I asked. “How can you tell?”
“Well,
didn’t you notice he seemed strange? Like really quiet? And you know his
culture is so different. He must not be used to feminism, and the performances
were about women being strong,” he noted.
I
was more concerned about Mehmas than Luis, it was true, but I didn’t really
notice him being markedly different. However, Luis has spent more time with
Mehmas as well as his friends.
“The
Kuwaitis try to be more open when they are in American culture, but I’ve
noticed that some Kuwaitis disrespect women sometimes,” he said. “Mehmas is one
of the more liberal ones. He tries to have an open mind. I think he was so
quiet because he wanted to be respectful.”
I
was filled with concern and respect for Mehmas. The equivalent to what he just
went through for me, I think, would be some kind of cultural display about the
inequality of the genders. I thought of myself, being a good guest and smiling
while feeling like everything was wrong inside. He is a strong person to have
gone to this event and conducted himself so politely without a fault.

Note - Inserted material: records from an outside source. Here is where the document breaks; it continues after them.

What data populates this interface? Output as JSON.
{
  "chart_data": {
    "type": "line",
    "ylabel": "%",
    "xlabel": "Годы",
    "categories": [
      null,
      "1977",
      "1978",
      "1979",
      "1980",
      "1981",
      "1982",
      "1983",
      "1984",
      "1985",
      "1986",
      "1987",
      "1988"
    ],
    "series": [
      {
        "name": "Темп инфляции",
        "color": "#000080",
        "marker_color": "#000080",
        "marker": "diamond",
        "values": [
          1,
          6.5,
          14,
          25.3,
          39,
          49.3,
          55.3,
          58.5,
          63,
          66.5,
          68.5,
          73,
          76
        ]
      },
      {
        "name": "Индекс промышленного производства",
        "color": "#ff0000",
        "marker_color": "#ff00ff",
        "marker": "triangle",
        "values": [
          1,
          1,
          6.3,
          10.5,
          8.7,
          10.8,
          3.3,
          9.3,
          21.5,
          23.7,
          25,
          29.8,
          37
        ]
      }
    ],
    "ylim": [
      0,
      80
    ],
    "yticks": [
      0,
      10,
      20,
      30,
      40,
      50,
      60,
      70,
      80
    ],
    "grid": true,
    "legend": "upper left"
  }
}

I admire
him. I’m not sure that I could have been so graceful. I wanted to ask Mehmas
how he felt about the event, but I don’t know that I’m the right person to do
so.
It sounded like Luis had some very good insight concerning Mehmas and the differences in cultures. I think taking them to this event was a very great idea. I really enjoyed reading this blog.
ReplyDeleteThanks, Alice! Yeah, independent women are definitely a part of American culture, though not the rule. I wish I could have talked in depth with Mehmas about it, to see how he felt.